A terminal user interface for whisper.cpp dictation with one non-negotiable requirement: zero character drops. Every word you speak appears exactly as transcribed, at typing speed.

Problem

Voice dictation tools exist, but they’re either:

  • Cloud-dependent (privacy, latency)
  • GUI-only (doesn’t integrate with terminal workflows)
  • Unreliable (dropped characters, garbled output)

For hands-free coding and writing, you need local processing, terminal integration, and absolute reliability.

Architecture

Service-oriented async TUI with strict separation:

┌─────────────────────────────────────────────────────────┐
│                    Textual TUI Layer                     │
│  ┌─────────────┐  ┌─────────────┐  ┌─────────────┐     │
│  │ Output      │  │ Queue       │  │ Status Bar  │     │
│  │ History     │  │ Panel       │  │ + Levels    │     │
│  └─────────────┘  └─────────────┘  └─────────────┘     │
├─────────────────────────────────────────────────────────┤
│                    Service Layer                         │
│  ┌─────────────┐  ┌─────────────┐  ┌─────────────┐     │
│  │ Audio       │  │ Transcribe  │  │ Type        │     │
│  │ Capture     │  │ Queue       │  │ Simulator   │     │
│  │ (GStreamer) │  │             │  │ (xdotool)   │     │
│  └─────────────┘  └─────────────┘  └─────────────┘     │
├─────────────────────────────────────────────────────────┤
│                 Legacy Bridge Layer                      │
│        (Proven client_lite scripts preserved)           │
└─────────────────────────────────────────────────────────┘

Key Pattern: Integration via Preservation

The typing system uses battle-tested legacy scripts rather than reimplementing.
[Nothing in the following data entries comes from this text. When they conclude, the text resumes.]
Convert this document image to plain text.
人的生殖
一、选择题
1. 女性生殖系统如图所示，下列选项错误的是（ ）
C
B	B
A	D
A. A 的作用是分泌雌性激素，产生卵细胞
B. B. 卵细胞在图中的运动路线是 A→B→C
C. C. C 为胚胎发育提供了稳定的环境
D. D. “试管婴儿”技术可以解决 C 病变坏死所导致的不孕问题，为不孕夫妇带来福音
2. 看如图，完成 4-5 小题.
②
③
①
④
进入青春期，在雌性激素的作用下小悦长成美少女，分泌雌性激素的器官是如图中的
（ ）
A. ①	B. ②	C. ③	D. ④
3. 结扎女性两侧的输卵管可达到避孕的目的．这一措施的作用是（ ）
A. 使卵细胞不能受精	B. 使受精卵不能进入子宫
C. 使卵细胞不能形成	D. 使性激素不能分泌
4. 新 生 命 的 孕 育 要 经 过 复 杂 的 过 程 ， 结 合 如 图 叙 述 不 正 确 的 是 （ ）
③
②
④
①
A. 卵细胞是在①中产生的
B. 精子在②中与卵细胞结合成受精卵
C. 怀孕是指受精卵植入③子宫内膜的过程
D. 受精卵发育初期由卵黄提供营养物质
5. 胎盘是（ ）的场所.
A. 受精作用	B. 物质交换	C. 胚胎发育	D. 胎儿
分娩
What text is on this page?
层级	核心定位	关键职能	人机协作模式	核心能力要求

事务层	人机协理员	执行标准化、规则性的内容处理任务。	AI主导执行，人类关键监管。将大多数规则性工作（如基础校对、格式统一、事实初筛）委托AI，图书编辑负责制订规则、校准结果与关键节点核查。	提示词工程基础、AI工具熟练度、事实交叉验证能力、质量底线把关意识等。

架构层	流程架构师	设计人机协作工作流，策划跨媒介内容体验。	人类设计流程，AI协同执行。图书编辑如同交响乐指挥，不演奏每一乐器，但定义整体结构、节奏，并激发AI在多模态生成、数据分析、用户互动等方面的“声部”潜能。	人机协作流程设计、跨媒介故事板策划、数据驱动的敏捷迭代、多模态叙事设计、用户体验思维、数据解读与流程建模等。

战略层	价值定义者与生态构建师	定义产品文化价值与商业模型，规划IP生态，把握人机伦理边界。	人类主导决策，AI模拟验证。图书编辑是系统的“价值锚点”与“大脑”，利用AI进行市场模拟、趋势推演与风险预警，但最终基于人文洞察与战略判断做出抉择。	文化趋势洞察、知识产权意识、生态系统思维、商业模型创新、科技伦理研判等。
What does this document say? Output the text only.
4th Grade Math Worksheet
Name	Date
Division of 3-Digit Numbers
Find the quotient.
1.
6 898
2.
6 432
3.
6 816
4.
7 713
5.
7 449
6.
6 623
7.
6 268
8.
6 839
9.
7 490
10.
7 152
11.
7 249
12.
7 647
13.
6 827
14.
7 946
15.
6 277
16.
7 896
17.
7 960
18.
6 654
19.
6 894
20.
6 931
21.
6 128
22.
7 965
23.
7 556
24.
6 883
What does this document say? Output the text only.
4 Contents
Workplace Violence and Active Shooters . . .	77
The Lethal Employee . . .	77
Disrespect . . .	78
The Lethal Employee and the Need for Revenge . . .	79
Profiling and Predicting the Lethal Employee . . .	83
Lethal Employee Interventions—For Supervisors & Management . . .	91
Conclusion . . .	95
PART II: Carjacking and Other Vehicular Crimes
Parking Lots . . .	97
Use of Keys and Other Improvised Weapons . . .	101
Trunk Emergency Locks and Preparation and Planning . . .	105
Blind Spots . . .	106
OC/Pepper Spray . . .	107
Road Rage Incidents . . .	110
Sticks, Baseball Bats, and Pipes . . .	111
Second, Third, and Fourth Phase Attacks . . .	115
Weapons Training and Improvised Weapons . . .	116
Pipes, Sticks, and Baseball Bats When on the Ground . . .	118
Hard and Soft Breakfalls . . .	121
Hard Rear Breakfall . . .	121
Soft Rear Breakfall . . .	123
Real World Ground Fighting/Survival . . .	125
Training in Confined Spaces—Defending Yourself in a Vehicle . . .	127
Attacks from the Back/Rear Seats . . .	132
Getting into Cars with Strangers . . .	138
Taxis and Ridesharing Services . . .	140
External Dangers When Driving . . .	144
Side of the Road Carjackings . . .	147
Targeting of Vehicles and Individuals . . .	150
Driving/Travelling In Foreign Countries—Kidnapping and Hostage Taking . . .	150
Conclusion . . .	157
New TUI wraps proven code.

Performance Requirements

MetricTargetRationale
Character drop rate0%Non-negotiable for trust
Typing speed15ms/charFeels natural, doesn’t trigger rate limits
Error recovery90%Failed transcriptions recoverable via re-record
Workflow interruption<5%Down from ~30% with basic client

Constitutional Development

The project enforces design principles programmatically:

constitution.md defines:

  • Non-blocking I/O everywhere
  • State-machine-first design
  • Explicit error boundaries
  • Performance thresholds

tests/constitutional/ validates every change against the constitution. Not guidelines—automated gates.

# Example constitutional test
def test_no_blocking_io_in_handlers():
    """All event handlers must be async"""
    for handler in get_all_handlers():
        assert inspect.iscoroutinefunction(handler)

Current Status

Why This Exists

Hands-free input isn’t a nice-to-have—it’s accessibility. But accessibility tools need to be rock-solid. This project proves you can have local, private, terminal-native dictation that actually works. The constitutional development pattern ensures it stays working.